Neither of them reached for the other’s hand.
Neither of them pulled away.
“Ramona,” Zara said eventually.
“Yeah?”
“Tomorrow night.”
“I know.”
“Are you ready?”
Ramona considered the question. The ritual. The severance. The end of the tether, the end of shared emotions, the end of Zara’s hand on her back and her warmth in Ramona’s bedroom and her voice first thing in the morning.
The end of everything.
“I don’t know,” Ramona said honestly.
Zara nodded, like this was the answer she’d expected. They kept walking.
They turned onto their street — the quiet, slightly broken street where Ramona’s apartment building sat between a laundromat and a pizza shop. The streetlight above them flickered, casting unsteady light across the sidewalk.
Ramona slowed to a stop.
Zara also stopped, turning to face her. The flickering light caught the sharp lines of her face, the curve of her mouth, the dark eyes that held Ramona’s gaze with an intensity that made her breath catch.
“Thank you,” Ramona said again. “For tonight.
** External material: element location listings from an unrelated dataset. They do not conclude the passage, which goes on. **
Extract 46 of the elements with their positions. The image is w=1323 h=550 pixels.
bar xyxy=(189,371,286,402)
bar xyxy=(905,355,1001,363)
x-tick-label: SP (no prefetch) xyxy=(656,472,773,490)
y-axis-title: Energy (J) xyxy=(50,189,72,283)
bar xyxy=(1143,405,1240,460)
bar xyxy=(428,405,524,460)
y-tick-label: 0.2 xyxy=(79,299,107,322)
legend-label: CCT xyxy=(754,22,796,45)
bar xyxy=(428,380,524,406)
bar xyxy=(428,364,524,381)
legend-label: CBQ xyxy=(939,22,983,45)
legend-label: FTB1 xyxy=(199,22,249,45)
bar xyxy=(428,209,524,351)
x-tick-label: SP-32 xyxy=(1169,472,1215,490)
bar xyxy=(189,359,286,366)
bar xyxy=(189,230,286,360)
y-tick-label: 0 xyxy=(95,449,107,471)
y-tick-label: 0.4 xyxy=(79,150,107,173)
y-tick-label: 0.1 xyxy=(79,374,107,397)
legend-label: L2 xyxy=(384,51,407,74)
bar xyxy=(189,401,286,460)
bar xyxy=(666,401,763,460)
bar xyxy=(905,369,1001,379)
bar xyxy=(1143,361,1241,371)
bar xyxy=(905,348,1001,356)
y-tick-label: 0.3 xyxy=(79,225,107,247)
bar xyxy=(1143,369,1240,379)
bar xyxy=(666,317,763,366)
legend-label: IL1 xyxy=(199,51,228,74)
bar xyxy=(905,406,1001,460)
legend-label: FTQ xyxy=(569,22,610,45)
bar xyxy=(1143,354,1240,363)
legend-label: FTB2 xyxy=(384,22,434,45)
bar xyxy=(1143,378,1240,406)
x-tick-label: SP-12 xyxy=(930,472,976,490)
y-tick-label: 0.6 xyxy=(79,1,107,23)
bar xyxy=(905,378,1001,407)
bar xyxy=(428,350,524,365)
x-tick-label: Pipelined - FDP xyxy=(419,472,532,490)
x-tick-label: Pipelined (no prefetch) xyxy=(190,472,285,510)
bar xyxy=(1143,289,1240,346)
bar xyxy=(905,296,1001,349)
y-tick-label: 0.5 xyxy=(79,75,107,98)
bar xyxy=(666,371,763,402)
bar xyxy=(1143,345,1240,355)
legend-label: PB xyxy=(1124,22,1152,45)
For everything.”
“Ramona—”
“And if tomorrow works, and I don’t get a chance to…” Her voice was getting thick. “You know, to say it?—”
“I know.” Zara stepped closer. Close enough that Ramona could see the way the streetlight reflected in her eyes, liquid gold and warm honey. “I know, Ramona.”
The air between them was charged again. That same electric pull, that same magnetic force that had been building for weeks.
Zara’s hand came up to Ramona’s face. Fingertips against her jaw, featherlight. Tilting her chin up.
Ramona’s eyes fluttered closed.
“Hey! Watch it!”
They both jerked back.
A group of college students stumbled past them on the sidewalk, loud and drunk and completely oblivious to what they’d just interrupted. One of them bumped Zara’s shoulder without noticing, laughing at something his friend had said. Another tripped over a crack in the sidewalk and grabbed Ramona’s arm for balance before stumbling on.
The moment evaporated like morning frost. Ramona steeled herself. This connection wouldn’t make the ritual easier, and letting Zara kiss her would only make her sadder in the long run.
Zara turned, and Ramona swore her entire body grew larger. One of the students fell to the ground, and his buddies helped him up.
“Sorry,” one of the students called back, waving vaguely. “Didn’t see you two there!”